Sounds like you had a great weekend


----------



## MurphyTeller (Sep 28, 2008)

bizzy said:


> Sounds like you had a great weekend


Now only if recovery were easier!!! I need a nap!
Erica


----------



## Gwen (Aug 9, 2007)

Congratulations, Erica!!!

The sign of a well trained dog (& handler) is how easy you make it look! You made me smile You both look like you were having so much fun!

Again, Congratulations!


----------



## fuzzbuzz (Aug 3, 2008)

'annoying grin on your face'..... Thats pride lady!!! Wooohooo!! Great weekend for you n the Teller. You worked hard for it I am sure.

Cooki

Buzz and the Clover


----------



## sammydog (Aug 23, 2008)

Woo hoo! Congrats, looks like you are having a great time! I love videos!


----------



## Sucker For Gold (Jan 13, 2009)

Congratulations and thanks so much for sharing those. It was a real treat to watch.


----------



## amy22 (May 11, 2008)

Congratulations!!! You both looked like you had a BLAST!!! Way to go Teller!! YAY!!!


----------



## vrocco1 (Feb 25, 2006)

This is how you embed a youtube video:

*[UTUBE]WO9Ly5dAXBg[/UTUBE]*

Note that you have to spell out YOUTUBE inside the tags. I mispelled it so it woud be displayed here. Note also that you put just your video's serial number inside the tags. You don't need the rest of the link.

GReat videos BTW!


----------



## Ljilly28 (Jan 22, 2008)

Nice work! A big congratulations to you and your stylish pupper. . .I've watched your rally videos too, just to look&learn. 

Casanova did well over in the conformation ring


----------



## WolverSyr (Jan 9, 2009)

Wonderful videos! I had no idea there was a show here, otherwise I would have come by to watch!


----------



## MurphyTeller (Sep 28, 2008)

WolverSyr said:


> Wonderful videos! I had no idea there was a show here, otherwise I would have come by to watch!

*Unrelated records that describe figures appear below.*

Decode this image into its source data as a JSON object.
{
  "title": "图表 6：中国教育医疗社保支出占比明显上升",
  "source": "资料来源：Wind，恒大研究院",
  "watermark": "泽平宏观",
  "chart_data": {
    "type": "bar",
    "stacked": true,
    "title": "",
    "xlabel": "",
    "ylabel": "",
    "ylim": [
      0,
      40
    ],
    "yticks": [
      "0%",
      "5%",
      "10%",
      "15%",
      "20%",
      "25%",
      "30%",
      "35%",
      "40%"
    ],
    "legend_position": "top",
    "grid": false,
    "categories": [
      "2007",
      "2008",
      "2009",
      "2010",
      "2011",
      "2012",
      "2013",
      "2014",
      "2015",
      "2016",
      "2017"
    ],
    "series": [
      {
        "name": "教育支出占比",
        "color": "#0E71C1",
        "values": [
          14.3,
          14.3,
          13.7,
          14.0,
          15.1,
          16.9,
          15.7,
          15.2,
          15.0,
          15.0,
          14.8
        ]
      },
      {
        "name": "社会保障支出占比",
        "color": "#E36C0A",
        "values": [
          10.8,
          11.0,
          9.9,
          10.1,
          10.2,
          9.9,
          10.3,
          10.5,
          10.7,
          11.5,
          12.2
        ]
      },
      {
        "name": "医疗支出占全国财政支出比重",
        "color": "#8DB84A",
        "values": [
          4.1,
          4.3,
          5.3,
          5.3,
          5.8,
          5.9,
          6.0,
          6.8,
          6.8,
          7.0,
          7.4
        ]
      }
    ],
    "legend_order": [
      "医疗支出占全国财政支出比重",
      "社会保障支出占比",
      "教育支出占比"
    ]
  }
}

It's always the last weekend in March - HUGE show. Obedience, rally and agility in the Verizon building and conformation in the building by the first gate. Not a lot of spectators on Thurs/Fri - but the house was PACKED on Saturday.

Erica


----------



## Florabora22 (Nov 30, 2008)

Lol, the music in the first video is hilarious.

Congratulations! These videos were so fun to watch.


----------



## 3459 (Dec 27, 2007)

Congratulations to you and your pupper! I had a blast watching your videos!


----------